You can write \begin{align} \frac{Y_n}{\sum_{i=1}^n X_i} &= \frac{Y_n/n}{(\sum_{i=1}^n X_i)/n} \;. \end{align} If $\mathbb{E}[|X|]<\infty$, we have, by the law of large numbers, $(\sum_{i=1}^n X_i)/n\to\mathbb{E}[X]$ almost surely (or in probability). If $\mathbb{P}(|Y|<\infty)=1$, you also have $Y_n/n\to 0$ in probability. You get the desired convergence in probability provided $\mathbb{E}[X]\neq 0$.

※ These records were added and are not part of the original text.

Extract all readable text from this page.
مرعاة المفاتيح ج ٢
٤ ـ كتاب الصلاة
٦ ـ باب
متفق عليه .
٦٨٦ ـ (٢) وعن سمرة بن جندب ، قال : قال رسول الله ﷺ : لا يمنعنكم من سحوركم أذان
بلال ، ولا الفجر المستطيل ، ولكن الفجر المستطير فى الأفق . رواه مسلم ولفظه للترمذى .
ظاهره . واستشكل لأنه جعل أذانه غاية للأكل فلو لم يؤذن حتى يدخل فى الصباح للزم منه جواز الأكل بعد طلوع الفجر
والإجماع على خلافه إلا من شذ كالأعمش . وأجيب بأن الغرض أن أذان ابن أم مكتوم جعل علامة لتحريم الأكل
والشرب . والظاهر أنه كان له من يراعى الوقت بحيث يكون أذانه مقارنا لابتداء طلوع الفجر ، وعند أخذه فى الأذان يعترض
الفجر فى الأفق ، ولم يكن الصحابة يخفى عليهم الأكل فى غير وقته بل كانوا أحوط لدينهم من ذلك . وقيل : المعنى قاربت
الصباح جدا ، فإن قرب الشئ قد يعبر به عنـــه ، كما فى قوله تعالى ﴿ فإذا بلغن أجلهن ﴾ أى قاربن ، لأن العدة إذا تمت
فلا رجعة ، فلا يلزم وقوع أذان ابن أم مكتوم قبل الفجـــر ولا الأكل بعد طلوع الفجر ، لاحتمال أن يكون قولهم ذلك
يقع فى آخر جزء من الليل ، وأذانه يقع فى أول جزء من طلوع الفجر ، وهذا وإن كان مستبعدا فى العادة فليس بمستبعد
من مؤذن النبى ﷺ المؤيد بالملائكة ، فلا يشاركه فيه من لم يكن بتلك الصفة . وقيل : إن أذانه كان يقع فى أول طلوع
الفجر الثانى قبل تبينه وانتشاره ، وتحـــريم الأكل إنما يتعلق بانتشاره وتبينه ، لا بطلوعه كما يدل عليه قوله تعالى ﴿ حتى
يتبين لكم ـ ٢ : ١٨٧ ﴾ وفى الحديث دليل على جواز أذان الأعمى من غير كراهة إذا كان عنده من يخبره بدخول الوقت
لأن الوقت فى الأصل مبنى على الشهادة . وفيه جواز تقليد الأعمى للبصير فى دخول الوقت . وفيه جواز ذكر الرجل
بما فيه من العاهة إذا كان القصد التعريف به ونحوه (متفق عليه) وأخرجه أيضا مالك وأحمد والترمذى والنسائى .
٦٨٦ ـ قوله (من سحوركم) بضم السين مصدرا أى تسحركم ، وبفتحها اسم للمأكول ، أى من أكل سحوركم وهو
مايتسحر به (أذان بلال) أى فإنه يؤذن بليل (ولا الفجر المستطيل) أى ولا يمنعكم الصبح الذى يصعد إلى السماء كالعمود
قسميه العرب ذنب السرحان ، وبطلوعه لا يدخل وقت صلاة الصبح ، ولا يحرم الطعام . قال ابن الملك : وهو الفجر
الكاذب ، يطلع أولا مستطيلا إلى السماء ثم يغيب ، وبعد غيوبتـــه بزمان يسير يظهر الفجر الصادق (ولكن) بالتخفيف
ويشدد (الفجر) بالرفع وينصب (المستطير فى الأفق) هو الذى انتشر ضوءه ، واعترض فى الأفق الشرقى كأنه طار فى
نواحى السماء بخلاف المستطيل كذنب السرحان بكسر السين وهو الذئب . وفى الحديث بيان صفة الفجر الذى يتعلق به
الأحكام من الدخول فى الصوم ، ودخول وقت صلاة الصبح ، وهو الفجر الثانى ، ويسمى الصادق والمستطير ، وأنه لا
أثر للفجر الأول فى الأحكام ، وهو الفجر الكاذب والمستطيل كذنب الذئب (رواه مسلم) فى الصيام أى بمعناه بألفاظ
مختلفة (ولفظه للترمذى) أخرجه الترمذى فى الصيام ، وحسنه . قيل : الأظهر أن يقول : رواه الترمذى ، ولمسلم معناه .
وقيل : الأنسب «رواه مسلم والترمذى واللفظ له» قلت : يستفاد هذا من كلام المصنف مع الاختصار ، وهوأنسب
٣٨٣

If furthermore, $\mathbb{E}[|Y|]<\infty$, you also have almost sure convergence, because \begin{align} \frac{Y_n}{n} &= \frac{\sum_{i=1}^n Y_i}{n}- \frac{n-1}{n}\cdot\frac{\sum_{i=1}^{n-1} Y_i}{n-1} \to 0 \end{align} almost surely, by the law of large numbers.